Reviews for Computational and Statistical Methods for Analysing Big Data with Applications

Rating: 0 out of 5 stars

0 ratings

0 ratings0 reviews

Book preview

Computational and Statistical Methods for Analysing Big Data with Applications - Shen Liu

book.

Introduction

Abstract

This chapter provides an introduction to the era of big data, with the primary emphasize on three characteristics: volume, velocity and variety. The structure of this book is also described in this chapter.

Keywords

Big data; Volume; Velocity; Variety

The history of humans storing and analysing data dates back to about 20,000 years ago when tally sticks were used to record and document numbers. Palaeolithic tribespeople used to notch sticks or bones to keep track of supplies or trading activities, while the notches could be compared to carry out calculations, enabling them to make predictions, such as how long their food supplies would last (Marr, 2015). As one can imagine, data storage or analysis in ancient times was very limited. However, after a long journey of evolution, people are now able to collect and process huge amounts of data, such as business transactions, sensor signals, search engine queries, multimedia materials and social network activities. As a 2011 McKinsey report (Manyika et al., 2011) stated, the amount of information in our society has been exploding, and consequently analysing large datasets, which refers to the so-called big data, will become a key basis of competition, underpinning new waves of productivity growth, innovation and consumer surplus.

1.1 What is big data?

Big data is not a new phenomenon, but one that is part of a long evolution of data collection and analysis.
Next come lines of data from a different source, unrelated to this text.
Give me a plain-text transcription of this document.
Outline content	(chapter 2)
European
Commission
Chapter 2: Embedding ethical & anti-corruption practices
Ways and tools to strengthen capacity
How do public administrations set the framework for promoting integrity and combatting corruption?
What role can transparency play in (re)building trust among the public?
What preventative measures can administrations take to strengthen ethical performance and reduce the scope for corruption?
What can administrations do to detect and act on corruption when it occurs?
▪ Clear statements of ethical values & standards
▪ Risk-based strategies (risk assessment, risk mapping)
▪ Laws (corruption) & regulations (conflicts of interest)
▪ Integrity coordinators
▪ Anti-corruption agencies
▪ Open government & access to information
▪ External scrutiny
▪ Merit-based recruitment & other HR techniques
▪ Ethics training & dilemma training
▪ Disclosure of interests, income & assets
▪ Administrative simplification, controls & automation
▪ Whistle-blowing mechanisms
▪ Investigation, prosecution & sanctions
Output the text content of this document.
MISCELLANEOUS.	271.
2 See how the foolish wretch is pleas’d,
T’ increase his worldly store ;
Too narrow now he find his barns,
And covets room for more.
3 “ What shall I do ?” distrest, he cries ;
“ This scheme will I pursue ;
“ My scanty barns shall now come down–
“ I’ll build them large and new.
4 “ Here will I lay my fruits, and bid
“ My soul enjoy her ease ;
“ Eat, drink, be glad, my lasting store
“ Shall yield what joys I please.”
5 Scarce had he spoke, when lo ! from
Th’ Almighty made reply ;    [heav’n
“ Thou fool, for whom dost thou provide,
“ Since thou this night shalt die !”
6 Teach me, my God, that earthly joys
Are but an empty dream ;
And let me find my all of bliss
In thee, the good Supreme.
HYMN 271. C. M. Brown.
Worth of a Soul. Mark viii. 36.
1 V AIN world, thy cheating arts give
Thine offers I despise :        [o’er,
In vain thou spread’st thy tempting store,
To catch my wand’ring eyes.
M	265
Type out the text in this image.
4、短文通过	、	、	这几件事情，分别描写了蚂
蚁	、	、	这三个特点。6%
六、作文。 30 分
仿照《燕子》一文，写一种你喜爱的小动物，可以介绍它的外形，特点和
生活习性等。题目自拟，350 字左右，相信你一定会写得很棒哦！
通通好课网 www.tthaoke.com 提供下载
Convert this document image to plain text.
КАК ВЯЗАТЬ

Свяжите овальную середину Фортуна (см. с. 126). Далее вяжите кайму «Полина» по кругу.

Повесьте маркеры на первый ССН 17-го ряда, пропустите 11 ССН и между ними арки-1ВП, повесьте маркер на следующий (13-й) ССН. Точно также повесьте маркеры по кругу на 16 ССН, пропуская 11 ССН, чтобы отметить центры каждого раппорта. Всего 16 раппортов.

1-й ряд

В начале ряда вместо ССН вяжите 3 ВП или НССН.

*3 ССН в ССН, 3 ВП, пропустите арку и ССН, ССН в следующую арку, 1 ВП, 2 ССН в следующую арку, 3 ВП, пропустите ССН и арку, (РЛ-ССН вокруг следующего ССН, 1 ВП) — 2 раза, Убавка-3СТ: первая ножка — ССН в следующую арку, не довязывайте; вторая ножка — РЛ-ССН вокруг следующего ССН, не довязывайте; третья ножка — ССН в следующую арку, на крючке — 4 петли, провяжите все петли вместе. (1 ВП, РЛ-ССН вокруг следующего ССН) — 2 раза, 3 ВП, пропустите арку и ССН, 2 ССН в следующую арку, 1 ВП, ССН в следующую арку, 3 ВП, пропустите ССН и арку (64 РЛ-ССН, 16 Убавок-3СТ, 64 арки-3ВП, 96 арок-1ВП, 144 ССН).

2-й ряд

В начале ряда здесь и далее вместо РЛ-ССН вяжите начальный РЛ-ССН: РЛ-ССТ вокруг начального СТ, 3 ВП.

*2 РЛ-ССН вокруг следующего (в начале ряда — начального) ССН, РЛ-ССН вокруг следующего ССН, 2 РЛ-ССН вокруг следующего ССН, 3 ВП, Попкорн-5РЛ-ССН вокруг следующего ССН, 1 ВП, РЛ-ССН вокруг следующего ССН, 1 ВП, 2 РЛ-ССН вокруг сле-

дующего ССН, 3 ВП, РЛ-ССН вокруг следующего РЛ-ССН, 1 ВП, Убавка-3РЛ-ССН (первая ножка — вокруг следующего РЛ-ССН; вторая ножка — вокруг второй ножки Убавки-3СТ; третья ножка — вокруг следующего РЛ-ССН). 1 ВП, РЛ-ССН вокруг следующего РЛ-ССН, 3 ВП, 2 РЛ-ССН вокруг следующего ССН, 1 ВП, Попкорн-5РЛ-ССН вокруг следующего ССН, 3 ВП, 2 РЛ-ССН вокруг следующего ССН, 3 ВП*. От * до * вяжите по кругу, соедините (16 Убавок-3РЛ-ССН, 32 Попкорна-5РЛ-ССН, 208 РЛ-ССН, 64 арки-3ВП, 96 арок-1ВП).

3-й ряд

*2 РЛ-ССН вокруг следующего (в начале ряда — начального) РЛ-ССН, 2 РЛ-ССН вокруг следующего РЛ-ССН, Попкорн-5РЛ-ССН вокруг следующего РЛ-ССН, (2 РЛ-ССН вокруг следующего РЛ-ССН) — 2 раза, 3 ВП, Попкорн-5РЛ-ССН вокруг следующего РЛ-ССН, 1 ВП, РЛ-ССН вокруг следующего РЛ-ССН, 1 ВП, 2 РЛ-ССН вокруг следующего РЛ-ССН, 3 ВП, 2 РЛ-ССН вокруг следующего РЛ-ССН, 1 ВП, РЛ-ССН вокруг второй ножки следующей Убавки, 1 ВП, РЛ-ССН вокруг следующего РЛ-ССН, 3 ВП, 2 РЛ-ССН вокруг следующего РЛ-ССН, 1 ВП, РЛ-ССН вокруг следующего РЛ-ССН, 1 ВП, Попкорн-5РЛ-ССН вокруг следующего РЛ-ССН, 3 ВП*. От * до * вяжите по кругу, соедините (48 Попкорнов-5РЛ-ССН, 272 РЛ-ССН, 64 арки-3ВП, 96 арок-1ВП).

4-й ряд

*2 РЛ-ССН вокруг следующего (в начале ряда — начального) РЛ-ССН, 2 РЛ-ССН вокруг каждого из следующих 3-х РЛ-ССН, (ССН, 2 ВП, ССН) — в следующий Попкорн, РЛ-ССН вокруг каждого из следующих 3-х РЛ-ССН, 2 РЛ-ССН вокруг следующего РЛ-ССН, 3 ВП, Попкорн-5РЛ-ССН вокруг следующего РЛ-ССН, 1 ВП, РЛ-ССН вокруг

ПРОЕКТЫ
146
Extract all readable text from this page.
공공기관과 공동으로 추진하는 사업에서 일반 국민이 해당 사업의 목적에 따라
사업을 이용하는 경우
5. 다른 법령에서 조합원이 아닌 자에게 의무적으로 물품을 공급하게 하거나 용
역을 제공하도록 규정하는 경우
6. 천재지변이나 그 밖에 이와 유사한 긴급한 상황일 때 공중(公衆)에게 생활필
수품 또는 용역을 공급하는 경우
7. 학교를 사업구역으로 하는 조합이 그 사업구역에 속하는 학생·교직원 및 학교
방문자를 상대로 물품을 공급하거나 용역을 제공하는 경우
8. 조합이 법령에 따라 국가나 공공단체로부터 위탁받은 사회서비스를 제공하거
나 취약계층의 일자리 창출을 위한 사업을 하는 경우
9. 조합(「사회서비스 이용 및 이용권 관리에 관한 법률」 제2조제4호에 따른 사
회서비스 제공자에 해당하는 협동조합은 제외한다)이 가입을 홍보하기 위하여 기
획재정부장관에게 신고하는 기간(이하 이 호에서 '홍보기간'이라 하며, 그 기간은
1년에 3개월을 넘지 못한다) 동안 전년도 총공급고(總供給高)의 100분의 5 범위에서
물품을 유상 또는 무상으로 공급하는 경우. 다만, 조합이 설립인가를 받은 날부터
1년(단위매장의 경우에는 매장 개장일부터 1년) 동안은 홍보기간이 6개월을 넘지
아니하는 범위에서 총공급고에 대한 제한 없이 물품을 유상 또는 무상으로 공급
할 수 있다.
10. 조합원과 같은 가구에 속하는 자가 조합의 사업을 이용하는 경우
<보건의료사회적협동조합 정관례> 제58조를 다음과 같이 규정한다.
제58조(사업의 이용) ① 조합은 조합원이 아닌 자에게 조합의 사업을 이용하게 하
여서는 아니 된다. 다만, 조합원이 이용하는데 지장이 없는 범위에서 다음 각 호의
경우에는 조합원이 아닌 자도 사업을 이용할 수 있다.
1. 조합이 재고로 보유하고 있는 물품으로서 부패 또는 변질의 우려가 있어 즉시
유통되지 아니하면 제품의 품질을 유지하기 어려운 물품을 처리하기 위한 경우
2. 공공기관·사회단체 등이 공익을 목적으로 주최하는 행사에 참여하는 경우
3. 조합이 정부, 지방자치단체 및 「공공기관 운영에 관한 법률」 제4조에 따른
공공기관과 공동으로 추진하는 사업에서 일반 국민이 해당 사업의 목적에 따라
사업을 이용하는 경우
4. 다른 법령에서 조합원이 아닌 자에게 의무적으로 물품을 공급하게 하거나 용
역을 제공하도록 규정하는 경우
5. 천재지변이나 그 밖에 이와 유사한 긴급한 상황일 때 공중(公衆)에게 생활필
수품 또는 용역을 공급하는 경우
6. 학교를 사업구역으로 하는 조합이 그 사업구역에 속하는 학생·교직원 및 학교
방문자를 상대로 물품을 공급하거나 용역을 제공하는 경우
Among numerous definitions of big data that have been introduced over the last decade, the one provided by Mayer-Schönberger and Cukier (2013) appears to be most comprehensive:

• Big data is "the ability of society to harness information in novel ways to produce useful insights or goods and services of significant value" and "things one can do at a large scale that cannot be done at a smaller one, to extract new insights or create new forms of value."

In the community of analytics, it is widely accepted that big data can be conceptualized by the following three dimensions (Laney, 2001):

• Volume

• Velocity

• Variety

1.1.1 Volume

Volume refers to the vast amounts of data being generated and recorded. Despite the fact that big data and large datasets are different concepts, to most people big data implies an enormous volume of numbers, images, videos or text. Nowadays, the amount of information being produced and processed is increasing tremendously, which can be depicted by the following facts:

• 3.4 million emails are sent every second;

• 570 new websites are created every minute;

• More than 3.5 billion search queries are processed by Google every day;

• On Facebook, 30 billion pieces of content are shared every day;

• Every two days we create as much information as we did from the beginning of time until 2003;

• In 2007, the number of Bits of data stored in the digital universe is thought to have exceeded the number of stars in the physical universe;

• The total amount of data being captured and stored by industry doubles every 1.2 years;

• Over 90% of all the data in the world were created in the past 2 years.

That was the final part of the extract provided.